### What is the Type of Anticipated Tennis Court?¶

### Introduction

Tennis, often recognized as the most popular individual sport globally, attracts a diverse array of competitors and enthusiasts alike.  In elite tennis, matches are contested on a variety of surfaces, each imparting distinct characteristics to the play.  These include hard courts, exemplified by the US Open;  clay courts, as seen in Paris at the French Open;  and grass courts, most famously at Wimbledon.  The choice of surface significantly influences the dynamics of a match, altering the speed and trajectory of the ball.  For instance, clay courts tend to decelerate the ball, favoring players who excel in precision and endurance.  Conversely, grass surfaces facilitate faster play, benefiting those who rely on speed and quick reflexes.

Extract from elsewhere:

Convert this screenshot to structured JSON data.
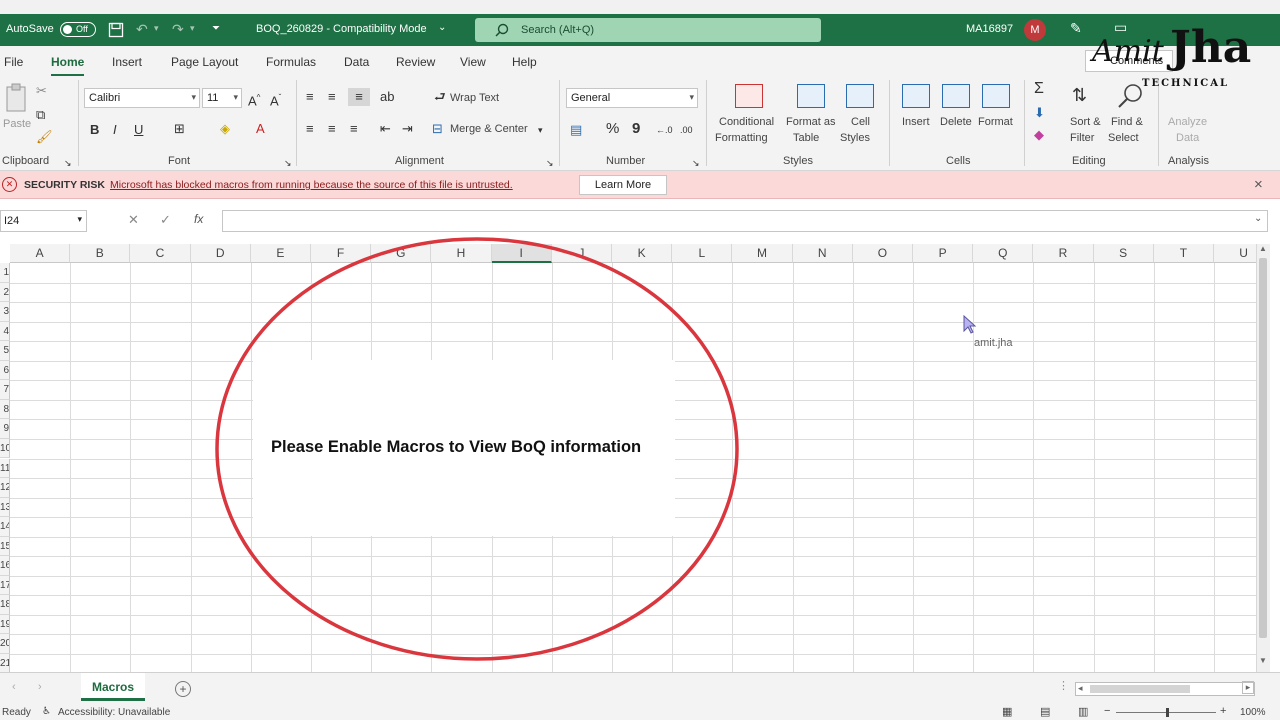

Given these distinctions, our research endeavors to explore the impact of playing surfaces on the nature of the game, specifically through the metric of ace counts during matches.  We pose the following research question: Can the type of playing surface—be it hard or clay—be predicted based on the number of aces recorded in a game?

To address this query, we will employ a comprehensive dataset provided by "Tennis Data," which incorporates both qualitative and quantitative aspects of numerous tennis matches.  Each record within the dataset corresponds to an individual game, offering detailed insights into various game metrics such as scores, number of aces, surface type, and tournament particulars.  By analyzing this data, we aim to ascertain the correlation between the court surface and the frequency of aces, thereby enhancing our understanding of how surface preferences may influence game outcomes in professional tennis.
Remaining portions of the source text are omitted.